多个 INSERT 语句与具有多个 VALUES 的单个 INSERT [英] Multiple INSERT statements vs. single INSERT with multiple VALUES

问题描述

我正在对使用 1000 个 INSERT 语句的性能进行比较:

INSERT INTO T_TESTS (TestId, FirstName, LastName, Age)值 ('6f3f7257-a3d8-4a78-b2e1-c9b767cfe1c1', '第一个 0', '最后一个 0', 0)INSERT INTO T_TESTS (TestId, FirstName, LastName, Age)值 ('32023304-2e55-4768-8e52-1ba589b82c8b', 'First 1', 'Last 1', 1)...INSERT INTO T_TESTS (TestId, FirstName, LastName, Age)值('f34d95a7-90b1-4558-be10-6ceacd53e4c4'、'第一个 999'、'最后一个 999'、999)
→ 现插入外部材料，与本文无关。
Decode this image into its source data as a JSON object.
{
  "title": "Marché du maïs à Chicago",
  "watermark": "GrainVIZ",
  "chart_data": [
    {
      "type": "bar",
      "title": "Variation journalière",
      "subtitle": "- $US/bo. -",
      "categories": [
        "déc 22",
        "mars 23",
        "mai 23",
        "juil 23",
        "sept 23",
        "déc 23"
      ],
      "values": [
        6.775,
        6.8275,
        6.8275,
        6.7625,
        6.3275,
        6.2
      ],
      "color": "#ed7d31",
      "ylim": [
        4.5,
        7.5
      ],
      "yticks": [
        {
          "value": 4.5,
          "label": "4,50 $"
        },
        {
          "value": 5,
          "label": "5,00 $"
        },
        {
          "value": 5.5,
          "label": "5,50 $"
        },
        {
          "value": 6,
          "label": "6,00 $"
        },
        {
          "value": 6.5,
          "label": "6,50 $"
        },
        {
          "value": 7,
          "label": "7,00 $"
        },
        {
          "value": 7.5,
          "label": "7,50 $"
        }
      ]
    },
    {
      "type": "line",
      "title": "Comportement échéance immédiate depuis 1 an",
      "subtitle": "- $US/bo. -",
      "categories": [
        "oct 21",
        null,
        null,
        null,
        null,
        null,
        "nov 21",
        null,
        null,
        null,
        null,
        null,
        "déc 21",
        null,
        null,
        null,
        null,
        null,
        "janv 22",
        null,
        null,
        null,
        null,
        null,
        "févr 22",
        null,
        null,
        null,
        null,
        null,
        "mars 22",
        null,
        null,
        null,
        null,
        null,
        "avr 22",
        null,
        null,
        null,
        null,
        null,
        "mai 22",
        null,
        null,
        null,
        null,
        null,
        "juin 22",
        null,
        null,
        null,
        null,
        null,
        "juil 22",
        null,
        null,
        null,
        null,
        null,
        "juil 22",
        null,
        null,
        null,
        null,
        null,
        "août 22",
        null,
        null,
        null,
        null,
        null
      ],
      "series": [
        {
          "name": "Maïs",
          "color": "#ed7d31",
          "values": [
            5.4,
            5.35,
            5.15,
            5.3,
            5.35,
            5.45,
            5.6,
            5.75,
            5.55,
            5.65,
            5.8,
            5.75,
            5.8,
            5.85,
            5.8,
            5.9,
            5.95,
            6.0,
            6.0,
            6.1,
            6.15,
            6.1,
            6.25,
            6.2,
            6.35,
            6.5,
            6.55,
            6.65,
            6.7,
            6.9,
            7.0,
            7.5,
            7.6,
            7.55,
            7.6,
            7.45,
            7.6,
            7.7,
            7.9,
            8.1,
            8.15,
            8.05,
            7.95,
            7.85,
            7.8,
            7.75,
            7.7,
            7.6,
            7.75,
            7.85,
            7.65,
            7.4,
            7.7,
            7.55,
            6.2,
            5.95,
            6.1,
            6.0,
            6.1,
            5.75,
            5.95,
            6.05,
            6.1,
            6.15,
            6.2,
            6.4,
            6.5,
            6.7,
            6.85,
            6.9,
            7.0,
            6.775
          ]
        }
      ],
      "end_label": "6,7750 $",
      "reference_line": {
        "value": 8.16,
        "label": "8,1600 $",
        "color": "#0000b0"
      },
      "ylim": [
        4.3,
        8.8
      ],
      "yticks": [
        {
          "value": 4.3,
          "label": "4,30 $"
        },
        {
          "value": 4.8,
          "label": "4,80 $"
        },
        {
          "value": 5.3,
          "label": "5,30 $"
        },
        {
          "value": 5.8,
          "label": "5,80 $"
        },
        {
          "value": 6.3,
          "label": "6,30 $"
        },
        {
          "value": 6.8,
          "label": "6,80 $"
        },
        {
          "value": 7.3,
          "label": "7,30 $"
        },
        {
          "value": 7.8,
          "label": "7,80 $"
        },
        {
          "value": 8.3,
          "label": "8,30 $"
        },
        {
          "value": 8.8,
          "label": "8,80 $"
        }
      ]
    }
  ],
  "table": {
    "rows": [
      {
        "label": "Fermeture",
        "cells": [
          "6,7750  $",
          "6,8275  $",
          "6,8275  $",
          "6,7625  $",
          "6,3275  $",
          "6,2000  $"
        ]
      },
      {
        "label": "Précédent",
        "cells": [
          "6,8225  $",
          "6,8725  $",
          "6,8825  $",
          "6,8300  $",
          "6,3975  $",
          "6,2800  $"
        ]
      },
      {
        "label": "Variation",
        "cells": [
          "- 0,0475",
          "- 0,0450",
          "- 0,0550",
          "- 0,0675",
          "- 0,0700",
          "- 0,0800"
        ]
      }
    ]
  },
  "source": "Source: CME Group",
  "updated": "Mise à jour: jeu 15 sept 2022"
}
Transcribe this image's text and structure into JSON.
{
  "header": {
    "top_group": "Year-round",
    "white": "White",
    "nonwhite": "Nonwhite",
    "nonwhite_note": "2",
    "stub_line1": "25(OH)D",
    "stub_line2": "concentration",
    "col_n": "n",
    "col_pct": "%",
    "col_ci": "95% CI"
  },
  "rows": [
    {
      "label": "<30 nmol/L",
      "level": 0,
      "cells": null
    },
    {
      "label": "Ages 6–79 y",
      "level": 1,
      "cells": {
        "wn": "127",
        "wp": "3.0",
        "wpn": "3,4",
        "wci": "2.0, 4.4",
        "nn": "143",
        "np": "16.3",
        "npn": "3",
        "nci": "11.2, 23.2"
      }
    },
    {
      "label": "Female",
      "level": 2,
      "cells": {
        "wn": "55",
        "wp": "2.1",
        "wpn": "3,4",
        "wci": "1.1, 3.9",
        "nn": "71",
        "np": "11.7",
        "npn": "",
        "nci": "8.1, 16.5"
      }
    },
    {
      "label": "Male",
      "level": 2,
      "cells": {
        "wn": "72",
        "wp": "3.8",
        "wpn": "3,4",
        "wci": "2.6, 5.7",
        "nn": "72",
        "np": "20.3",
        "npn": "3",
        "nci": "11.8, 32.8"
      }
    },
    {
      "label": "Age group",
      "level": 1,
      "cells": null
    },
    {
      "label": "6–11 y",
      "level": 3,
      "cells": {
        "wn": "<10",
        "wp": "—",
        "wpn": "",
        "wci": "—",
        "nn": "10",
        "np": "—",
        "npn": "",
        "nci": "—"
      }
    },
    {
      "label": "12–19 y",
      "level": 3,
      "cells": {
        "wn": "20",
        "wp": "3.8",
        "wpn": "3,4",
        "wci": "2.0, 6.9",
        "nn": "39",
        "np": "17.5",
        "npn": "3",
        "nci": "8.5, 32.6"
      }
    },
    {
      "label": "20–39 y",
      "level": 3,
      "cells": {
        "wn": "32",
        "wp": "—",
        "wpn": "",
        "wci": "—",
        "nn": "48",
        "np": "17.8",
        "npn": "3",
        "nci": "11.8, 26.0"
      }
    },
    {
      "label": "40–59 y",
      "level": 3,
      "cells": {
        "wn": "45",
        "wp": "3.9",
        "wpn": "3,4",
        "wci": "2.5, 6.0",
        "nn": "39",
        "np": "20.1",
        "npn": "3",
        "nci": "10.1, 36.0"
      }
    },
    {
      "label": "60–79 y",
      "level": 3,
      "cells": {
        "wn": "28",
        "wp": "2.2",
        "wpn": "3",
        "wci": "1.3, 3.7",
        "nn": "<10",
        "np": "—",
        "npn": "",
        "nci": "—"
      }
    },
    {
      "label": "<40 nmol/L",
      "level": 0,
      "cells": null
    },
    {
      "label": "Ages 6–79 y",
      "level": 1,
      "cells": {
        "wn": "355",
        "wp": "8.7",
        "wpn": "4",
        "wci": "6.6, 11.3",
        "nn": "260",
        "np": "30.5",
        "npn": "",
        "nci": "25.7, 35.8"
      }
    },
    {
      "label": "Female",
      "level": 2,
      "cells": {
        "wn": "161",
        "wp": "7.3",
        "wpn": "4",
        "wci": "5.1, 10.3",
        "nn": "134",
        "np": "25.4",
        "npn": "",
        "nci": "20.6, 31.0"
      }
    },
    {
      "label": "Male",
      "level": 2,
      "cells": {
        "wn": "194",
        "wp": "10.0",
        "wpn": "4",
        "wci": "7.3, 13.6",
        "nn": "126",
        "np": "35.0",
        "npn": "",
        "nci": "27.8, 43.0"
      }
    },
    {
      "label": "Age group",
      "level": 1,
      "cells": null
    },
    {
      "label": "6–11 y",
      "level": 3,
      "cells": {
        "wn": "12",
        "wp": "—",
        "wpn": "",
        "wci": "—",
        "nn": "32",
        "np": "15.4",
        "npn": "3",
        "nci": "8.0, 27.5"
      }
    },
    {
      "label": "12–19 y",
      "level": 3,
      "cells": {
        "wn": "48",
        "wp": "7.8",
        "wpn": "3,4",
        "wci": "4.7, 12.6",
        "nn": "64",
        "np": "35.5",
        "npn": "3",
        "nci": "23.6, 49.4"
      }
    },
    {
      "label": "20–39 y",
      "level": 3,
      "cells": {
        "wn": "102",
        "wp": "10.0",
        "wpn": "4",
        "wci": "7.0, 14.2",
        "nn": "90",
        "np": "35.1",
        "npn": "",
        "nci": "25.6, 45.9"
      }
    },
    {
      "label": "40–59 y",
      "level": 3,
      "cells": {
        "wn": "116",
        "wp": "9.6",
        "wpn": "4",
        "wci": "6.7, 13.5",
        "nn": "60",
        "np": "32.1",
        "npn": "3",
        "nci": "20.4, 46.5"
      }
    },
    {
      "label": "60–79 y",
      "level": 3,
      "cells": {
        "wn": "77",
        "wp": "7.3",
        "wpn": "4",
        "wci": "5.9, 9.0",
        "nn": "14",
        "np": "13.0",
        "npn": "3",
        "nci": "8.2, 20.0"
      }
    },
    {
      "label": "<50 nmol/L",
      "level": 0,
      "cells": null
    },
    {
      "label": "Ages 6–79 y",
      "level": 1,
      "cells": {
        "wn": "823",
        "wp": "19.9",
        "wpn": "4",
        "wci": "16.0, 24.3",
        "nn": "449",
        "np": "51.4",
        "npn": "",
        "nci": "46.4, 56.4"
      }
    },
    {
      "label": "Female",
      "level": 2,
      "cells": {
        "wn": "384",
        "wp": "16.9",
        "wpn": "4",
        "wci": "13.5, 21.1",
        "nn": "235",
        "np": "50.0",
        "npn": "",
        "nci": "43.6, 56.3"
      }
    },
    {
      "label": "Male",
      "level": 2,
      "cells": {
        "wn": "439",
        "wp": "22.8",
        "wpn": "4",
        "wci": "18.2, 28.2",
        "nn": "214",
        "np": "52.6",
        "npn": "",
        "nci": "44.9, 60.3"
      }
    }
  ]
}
..与使用具有 1000 个值的单个 INSERT 语句相比:

INSERT INTO T_TESTS (TestId, FirstName, LastName, Age)价值观('db72b358-e9b5-4101-8d11-7d7ea3a0ae7d', '第一个 0', '最后一个 0', 0),('6a4874ab-b6a3-4aa4-8ed4-a167ab21dd3d', '第一个 1', '最后一个', 1),...('9d7f2a58-7e57-4ed4-ba54-5e9e335fb56c', '第一个 999', '最后一个 999', 999)

令我大吃一惊的是，结果与我的想法相反:

• 1000 条 INSERT 语句:290 毫秒.
• 1 个包含 1000 个值的 INSERT 语句:2800 毫秒.

该测试直接在 MSSQL Management Studio 中执行，SQL Server Profiler 用于测量(我使用 SqlClient 从 C# 代码运行它得到了类似的结果，考虑到所有 DAL 层往返，这更令人惊讶)

这是否合理或以某种方式解释?为什么，一个据称更快的方法会导致 10 倍 (!)更差的性能?

谢谢.

附加两者的执行计划:

解决方案

补充: SQL Server 2012 在这方面的性能有所提高，但似乎没有解决下面提到的具体问题.这应该 表明DeriveNormalizedGroupProperties 与过去称为

SELECT *FROM (VALUES ('Lieven1', 1),('Lieven2', 2),('Lieven3', 3)) 测试(姓名，ID)按名称排序，1/(ID - ID)

因为在编译时它可以确定 Name 列没有重复项，所以它会在运行时跳过辅助 1/(ID - ID) 表达式的排序(计划中的排序只有一个 ORDER BY 列)并且不会引发除以零错误.如果将重复项添加到表中，则排序运算符按列显示两个顺序，并引发预期错误.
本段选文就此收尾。